Bon, on s’est bien amusé avec Westworld, et puis des tas de geeks se sont trouvés un nouveau job sur YouTube (expliquer ce que la série raconte aux spectateurs perdus), mais il est plus que temps de mettre un terme à cette plaisanterie qui a bien trop duré…
Avant de critiquer trop négativement une série comme Westword, dont la quatrième saison continue à nous raconter une histoire à la complexité quasiment aberrante, au point où l’on peut régulièrement douter du fait que Lisa Joy et Jonathan Nolan savent réellement ce qu’ils font et où ils vont, remémorons-nous que cet interminable délire narratif fait le bonheur de dizaines « d’experts » à travers le monde qui nous expliquent par le menu, sur leur chaîne YouTube, ce que signifie chaque péripétie de la série via des vidéos plus ou moins ludiques.

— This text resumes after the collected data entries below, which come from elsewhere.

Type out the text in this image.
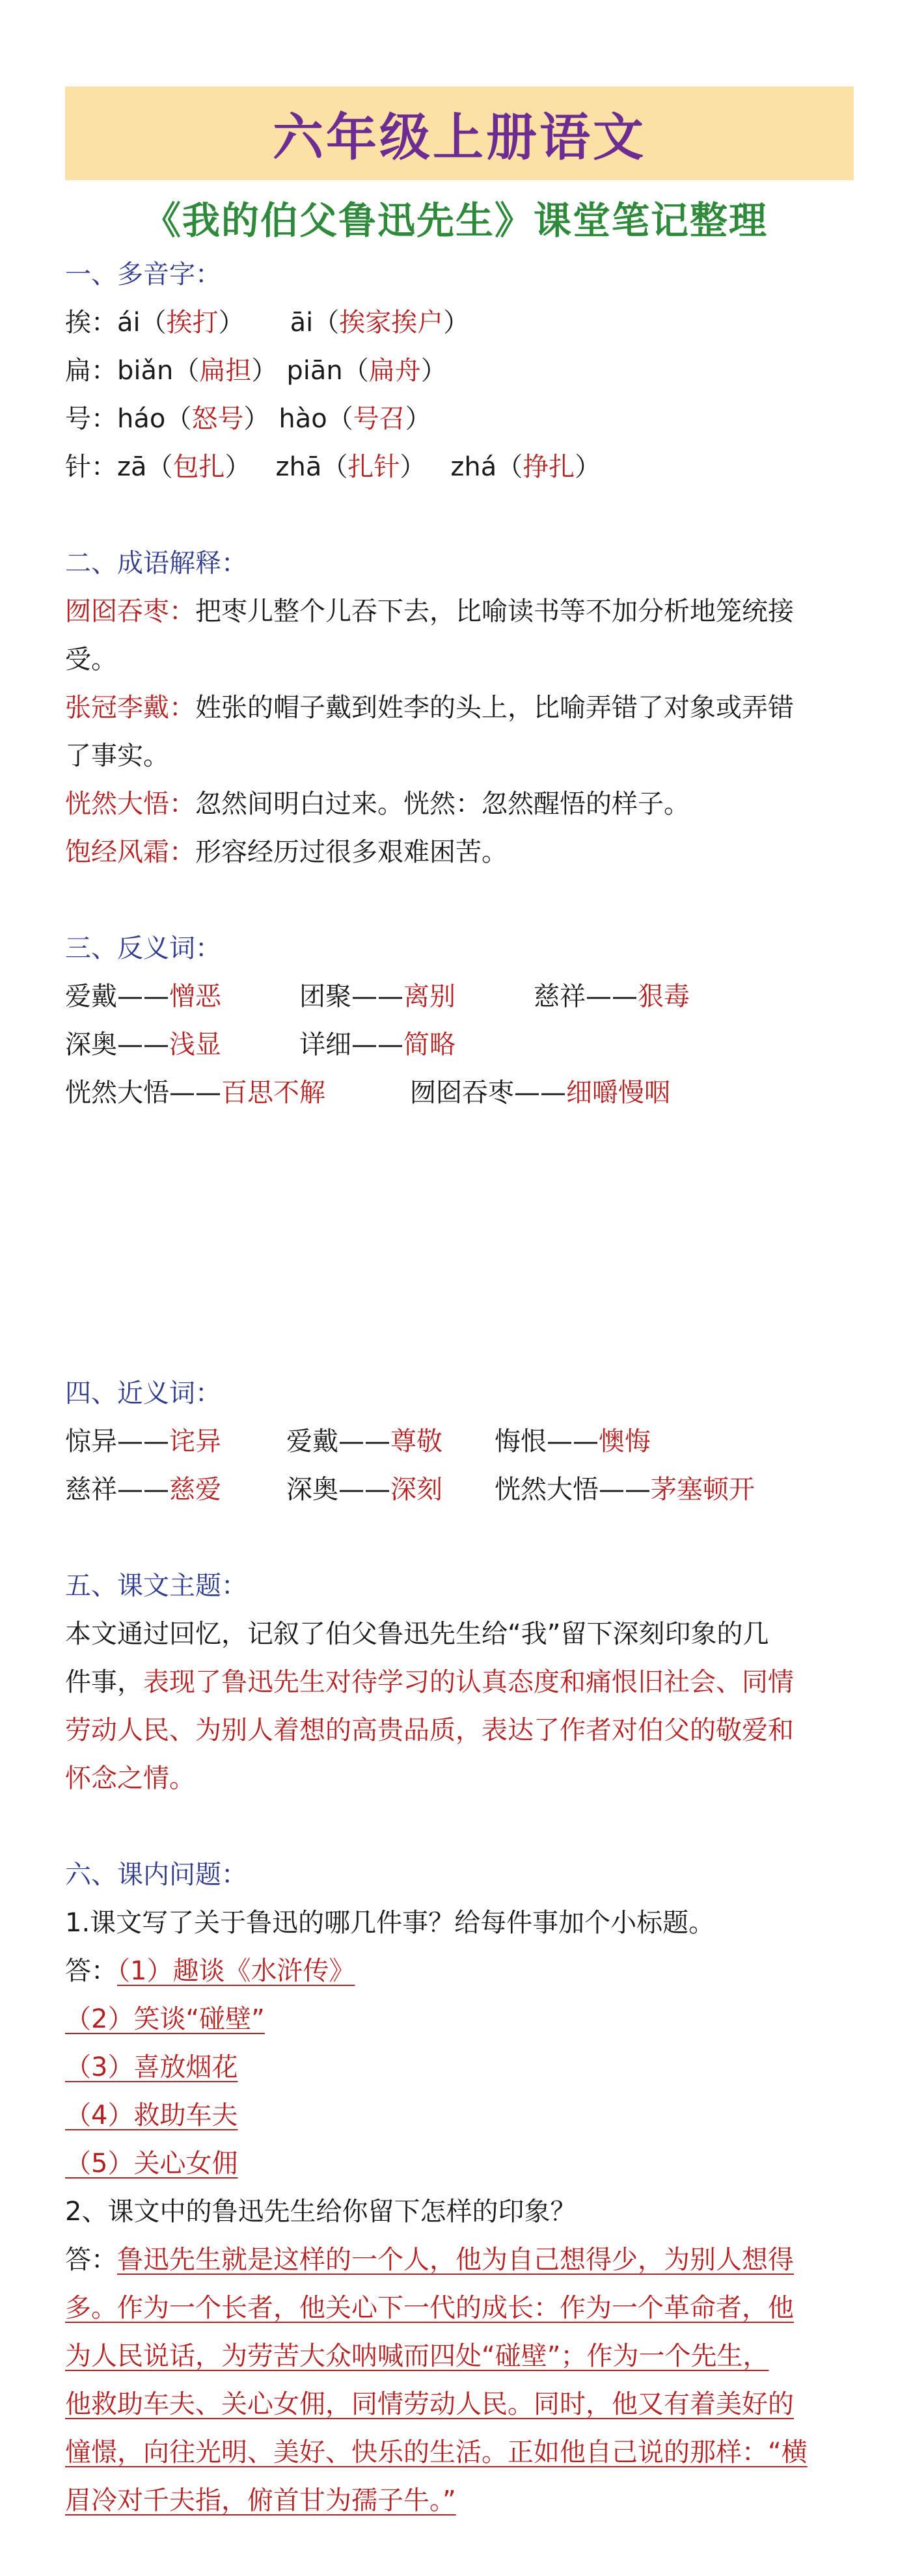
六年级上册语文
《我的伯父鲁迅先生》课堂笔记整理
一、多音字：
挨：ái（挨打） āi（挨家挨户）
扁：biǎn（扁担） piān（扁舟）
号：háo（怒号） hào（号召）
针：zā（包扎） zhā（扎针） zhá（挣扎）
二、成语解释：
囫囵吞枣：把枣儿整个儿吞下去，比喻读书等不加分析地笼统接
受。
张冠李戴：姓张的帽子戴到姓李的头上，比喻弄错了对象或弄错
了事实。
恍然大悟：忽然间明白过来。恍然：忽然醒悟的样子。
饱经风霜：形容经历过很多艰难困苦。
三、反义词：
爱戴——憎恶	团聚——离别	慈祥——狠毒
深奥——浅显	详细——简略
恍然大悟——百思不解	囫囵吞枣——细嚼慢咽
四、近义词：
惊异——诧异	爱戴——尊敬 悔恨——懊悔
慈祥——慈爱	深奥——深刻 恍然大悟——茅塞顿开
五、课文主题：
本文通过回忆，记叙了伯父鲁迅先生给“我”留下深刻印象的几
件事，表现了鲁迅先生对待学习的认真态度和痛恨旧社会、同情
劳动人民、为别人着想的高贵品质，表达了作者对伯父的敬爱和
怀念之情。
六、课内问题：
1.课文写了关于鲁迅的哪几件事？给每件事加个小标题。
答：（1）趣谈《水浒传》
（2）笑谈“碰壁”
（3）喜放烟花
（4）救助车夫
（5）关心女佣
2、课文中的鲁迅先生给你留下怎样的印象？
答：鲁迅先生就是这样的一个人，他为自己想得少，为别人想得
多。作为一个长者，他关心下一代的成长：作为一个革命者，他
为人民说话，为劳苦大众呐喊而四处“碰壁”；作为一个先生，
他救助车夫、关心女佣，同情劳动人民。同时，他又有着美好的
憧憬，向往光明、美好、快乐的生活。正如他自己说的那样：“横
眉冷对千夫指，俯首甘为孺子牛。”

Et comme il y a, inévitablement, des dizaines de milliers de fans qui suivent avec intérêt, voire avec passion ces explications tarabiscotées, qui défient, la plupart du temps, la logique la plus élémentaire, Westworld ne témoigne-t-elle pas de l’existence d’un certain type de fiction, qui donne plus de satisfaction à ses fans par les commentaires et les discussions qu’elle génère que, directement, par elle-même ?
Car dans Westworld, si l’on peut apprécier la beauté de certains décors, l’originalité de certains concepts futuristes, la qualité indiscutable de l’interprétation d’un casting « all stars » (Ed Harris, Jeffrey Wright, Evan Rachel Wood, Thandiwe Newton, Aaron Paul… pas vraiment du menu fretin…), l’élégance d’une mise en scène régulièrement sophistiquée, il est difficile objectivement d’identifier le moindre point positif dans un scénario qui n’en est pas un, chaque épisode semblant avancer à l’aveugle entre réalité et virtualité, à travers des temporalités différentes (ou pas ?), des disparitions et réapparitions de personnages permises par la réplicabilité des « hôtes », ces androïdes qui ne rêvent pas de moutons électriques…

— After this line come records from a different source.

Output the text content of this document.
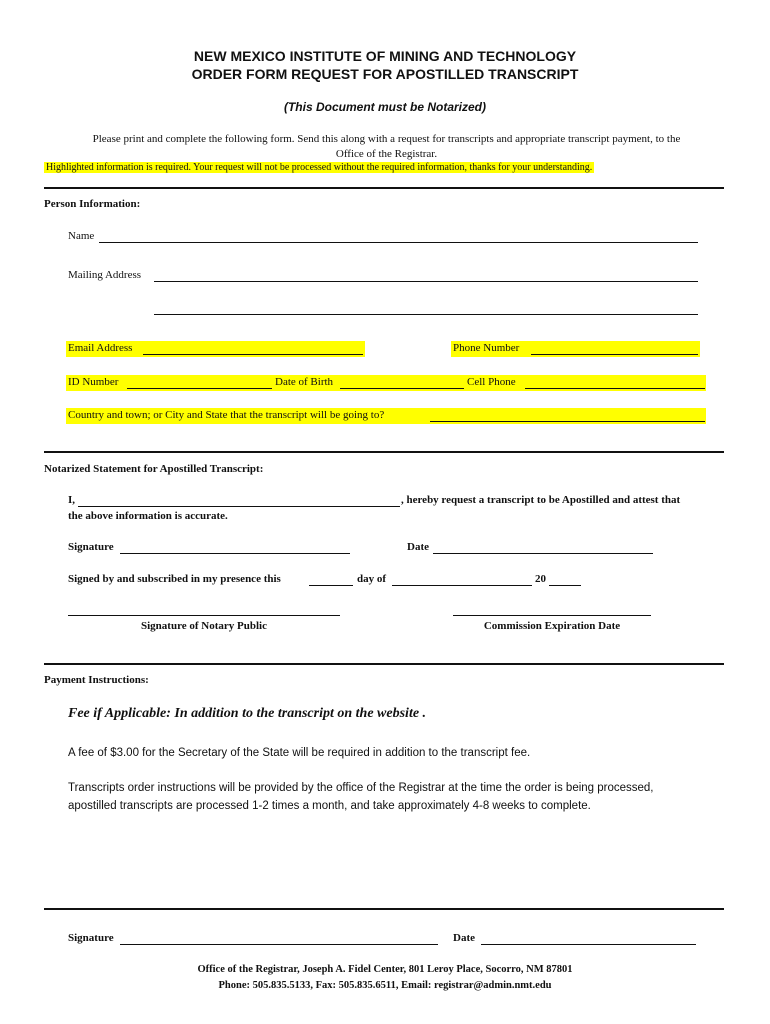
NEW MEXICO INSTITUTE OF MINING AND TECHNOLOGY
ORDER FORM REQUEST FOR APOSTILLED TRANSCRIPT
(This Document must be Notarized)
Please print and complete the following form. Send this along with a request for transcripts and appropriate transcript payment, to the
Office of the Registrar.
Highlighted information is required. Your request will not be processed without the required information, thanks for your understanding.
Person Information:
Name
Mailing Address
Email Address	Phone Number
ID Number	Date of Birth	Cell Phone
Country and town; or City and State that the transcript will be going to?
Notarized Statement for Apostilled Transcript:
I,	, hereby request a transcript to be Apostilled and attest that
the above information is accurate.
Signature	Date
Signed by and subscribed in my presence this	day of	20
Signature of Notary Public	Commission Expiration Date
Payment Instructions:
Fee if Applicable: In addition to the transcript on the website .
A fee of $3.00 for the Secretary of the State will be required in addition to the transcript fee.
Transcripts order instructions will be provided by the office of the Registrar at the time the order is being processed,
apostilled transcripts are processed 1-2 times a month, and take approximately 4-8 weeks to complete.
Signature	Date
Office of the Registrar, Joseph A. Fidel Center, 801 Leroy Place, Socorro, NM 87801
Phone: 505.835.5133, Fax: 505.835.6511, Email: registrar@admin.nmt.edu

La référence à l’immense Philip K. Dick paraît incontournable quand on parle d’une Science-Fiction mettant en scène de dangereux androïdes menaçant l’avenir de l’humanité et des basculements incessants entre différentes réalités : néanmoins si, chez Dick, ces fantasmes délirants nourrissaient une angoisse existentielle profonde (la paranoïa de l’auteur) et une crainte de la mise en place de gouvernement totalitaires, deux sujets toujours pertinents en 2022, il n’y a rien de tout ça chez le Frère Nolan ! Il n’y a guère qu’une fascination perverse pour des mind games (ou des mindfucks, comme on dit de nos jours…) à la vacuité infinie, dissimulée derrière un gloubi-boulga prétentieux (soit un reproche qu’on fait souvent aussi à Christopher…).
Se déroulant 7 ans après les évènements de la troisième saison, qu’on avait pu trouver amusante grâce à ses aspects de cheap SF et une sorte de débilité caricaturale qui engendrait un peu de sympathie, cette quatrième saison décrit la réalisation des plans de Charlotte Hale (une Tessa Thomson au jeu moins convaincant que celui de ses collègues), habitée désormais pas l’esprit de Dolorès : le monde – curieusement réduit à une version futuriste de New York – peuplé d’humains est devenu, par un savoureux retournement des choses, un parc d’attraction pour les « hôtes ». Face à elle, se dressent quelques résistants traqués par sa police, et surtout le couple formé par Bernard, qui a un plan complexe pour sauver l’humanité impliquant le Sublime (désormais dissimulé dans le fameux Hoover Dam, un site des plus spectaculaires), et Maeve, qui ne sert pas à grand-chose dans cette saison. Si l’on ajoute qu’une jeune femme – scénariste de profession, si, si – ressemblant comme deux gouttes d’eau à Dolorès, se pose des questions sur sa propre existence, on a le point de départ parfait pour une autre série de 8 épisodes qui ne font quasiment aucun sens (mais, on l’a dit, permettent d’alimenter des discussions sur les réseaux sociaux).
Et à la fin, alors que tout pourrait se terminer là dans un holocauste global représenté par une dizaine de figurants morts dans une rue déserte, on nous annonce que, eh bien, non, il y a encore une « dernière partie à jouer » ! Si la cinquième (et dernière, promis, juré) saison de Westworld n’est pas encore confirmée par HBO, échaudée par l’effondrement logique de l’audience de la série, elle pourrait bien voir notre retour dans le parc à thème initial !
On espère quand même qu’un responsable de chez HBO le sera assez (responsable) pour débrancher la machine qui maintient artificiellement en vie une série plongée depuis longtemps en état de mort cérébrale.